If you have a sample ##X_1, X_2, \ldots, X_n## of independent normal random variables, all with the same (unknown) mean ##\mu## and variance ##\sigma^2##, the sample mean
$$\bar{X} = \frac{1}{n} (X_1 + X_2 + \cdots + X_n)$$
has mean ##\mu## and variance ##\sigma^2/n##, or standard deviation ##\sigma/\sqrt{n}##. Thus, the random variable
$$ Z = \frac{\bar{X} - \mu}{\sigma/\sqrt{n}} \hspace{2cm}(1)$$
is a standard normal random variable, with
mean 0 and variance 1. However, we do not know ##\mu## or ##\sigma.## We can estimate ##\sigma## using the sample standard-deviation ##s_n,## where
$$s_n = \sqrt{ \frac{1}{n-1} \sum_{i=1}^n (X_i - \bar{X})^2 } \hspace{2cm}(2)$$
If we substitute ##s_n## from (2) in place of ##\sigma## in (1) we obtain a new random variable
$$T_{n-1} = \frac{\bar{X} - \mu}{s_n / \sqrt{n}} \hspace{2cm}(3) $$
Here, we label ##T## with the index ##n-1## because the variance estimate ##s## in (2) has essentially used ##n-1## independent pieces of data to calculate ##s_n##. We say that ##n-1## is the number of "degrees of freedom".

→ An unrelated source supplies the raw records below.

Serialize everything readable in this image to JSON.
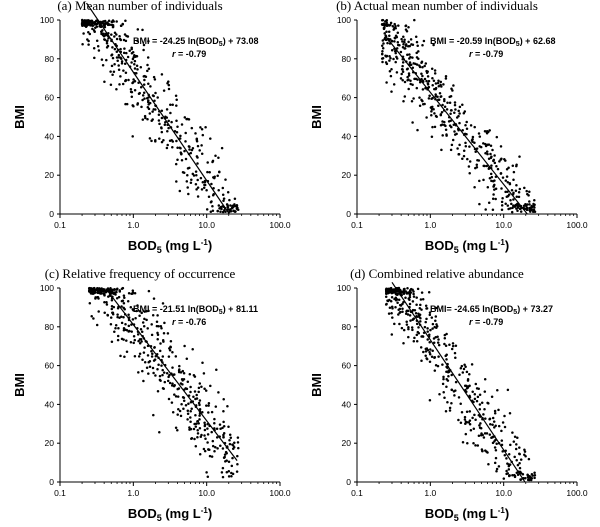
{
  "chart_data": [
    {
      "type": "scatter",
      "title": "(a) Mean number of individuals",
      "xlabel": "BOD5 (mg L-1)",
      "ylabel": "BMI",
      "x_scale": "log",
      "xlim": [
        0.1,
        100.0
      ],
      "ylim": [
        0,
        100
      ],
      "x_ticks": [
        "0.1",
        "1.0",
        "10.0",
        "100.0"
      ],
      "y_ticks": [
        "0",
        "20",
        "40",
        "60",
        "80",
        "100"
      ],
      "equation": "BMI = -24.25 ln(BOD5) + 73.08",
      "r_text": "r = -0.79",
      "fit": {
        "slope": -24.25,
        "intercept": 73.08,
        "x_range": [
          0.23,
          20.3
        ]
      },
      "scatter": {
        "x_range": [
          0.2,
          27.0
        ],
        "noise": 11,
        "n": 520
      },
      "grid": false,
      "legend": "none"
    },
    {
      "type": "scatter",
      "title": "(b) Actual mean number of individuals",
      "xlabel": "BOD5 (mg L-1)",
      "ylabel": "BMI",
      "x_scale": "log",
      "xlim": [
        0.1,
        100.0
      ],
      "ylim": [
        0,
        100
      ],
      "x_ticks": [
        "0.1",
        "1.0",
        "10.0",
        "100.0"
      ],
      "y_ticks": [
        "0",
        "20",
        "40",
        "60",
        "80",
        "100"
      ],
      "equation": "BMI = -20.59 ln(BOD5) + 62.68",
      "r_text": "r = -0.79",
      "fit": {
        "slope": -20.59,
        "intercept": 62.68,
        "x_range": [
          0.24,
          21.0
        ]
      },
      "scatter": {
        "x_range": [
          0.22,
          27.0
        ],
        "noise": 10,
        "n": 520
      },
      "grid": false,
      "legend": "none"
    },
    {
      "type": "scatter",
      "title": "(c) Relative frequency of occurrence",
      "xlabel": "BOD5 (mg L-1)",
      "ylabel": "BMI",
      "x_scale": "log",
      "xlim": [
        0.1,
        100.0
      ],
      "ylim": [
        0,
        100
      ],
      "x_ticks": [
        "0.1",
        "1.0",
        "10.0",
        "100.0"
      ],
      "y_ticks": [
        "0",
        "20",
        "40",
        "60",
        "80",
        "100"
      ],
      "equation": "BMI = -21.51 ln(BOD5) + 81.11",
      "r_text": "r = -0.76",
      "fit": {
        "slope": -21.51,
        "intercept": 81.11,
        "x_range": [
          0.42,
          26.0
        ]
      },
      "scatter": {
        "x_range": [
          0.25,
          27.0
        ],
        "noise": 11,
        "n": 520
      },
      "grid": false,
      "legend": "none"
    },
    {
      "type": "scatter",
      "title": "(d) Combined relative abundance",
      "xlabel": "BOD5 (mg L-1)",
      "ylabel": "BMI",
      "x_scale": "log",
      "xlim": [
        0.1,
        100.0
      ],
      "ylim": [
        0,
        100
      ],
      "x_ticks": [
        "0.1",
        "1.0",
        "10.0",
        "100.0"
      ],
      "y_ticks": [
        "0",
        "20",
        "40",
        "60",
        "80",
        "100"
      ],
      "equation": "BMI= -24.65 ln(BOD5) + 73.27",
      "r_text": "r = -0.79",
      "fit": {
        "slope": -24.65,
        "intercept": 73.27,
        "x_range": [
          0.3,
          19.6
        ]
      },
      "scatter": {
        "x_range": [
          0.25,
          27.0
        ],
        "noise": 11,
        "n": 520
      },
      "grid": false,
      "legend": "none"
    }
  ],
  "colors": {
    "points": "#000000",
    "line": "#000000",
    "axes": "#000000"
  }
}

This new random variable ##T_{n-1}## is not normally distributed anymore, but it has a distribution that can be calculated explicitly and --- as demonstrated in your cited link --- can be approximated through Monte-Carlo simulation methods.
The random variable ##T_{n-1}## has a symmetric distribution, so in a table it is enough to give values of ##t_\alpha(n-1)## that yield
$$P(T_{n-1} > t_\alpha(n-1)) = \alpha,$$
and typical tables do this for ##\alpha =0.10, 0.05, 0.02, 0.01## and maybe some others. Modern software such as EXCEL or free on-line sites such as Wolfram Alpha can give you values of ##t_\alpha(n-1)## for any specified ##n## and ##\alpha.##
You may notice that in (3) we still do not know ##\mu##, but that is OK: we use our t-table to make inferences about plausible values of ##\mu##. The reason we can do this is because we can re-write (3) as
$$\bar{X} - \mu = (s_n/\sqrt{n})\, T_{N-1} \Longrightarrow \mu = \bar{X} - (s_n/\sqrt{n})\, T_{n-1} \hspace{1cm}(4)$$
The probability that ##T_{n-1}## lies between ##-t_\alpha(n-1)## and ##+t_\alpha(n-1)## is ##1 - 2 \alpha##, so we can use (4) to construct a ##1-2\alpha## confidence interval for ##\mu## (meaning an interval that will contain the true value of ##\mu## in ##(1-2\alpha) \times 100 \%## of the cases.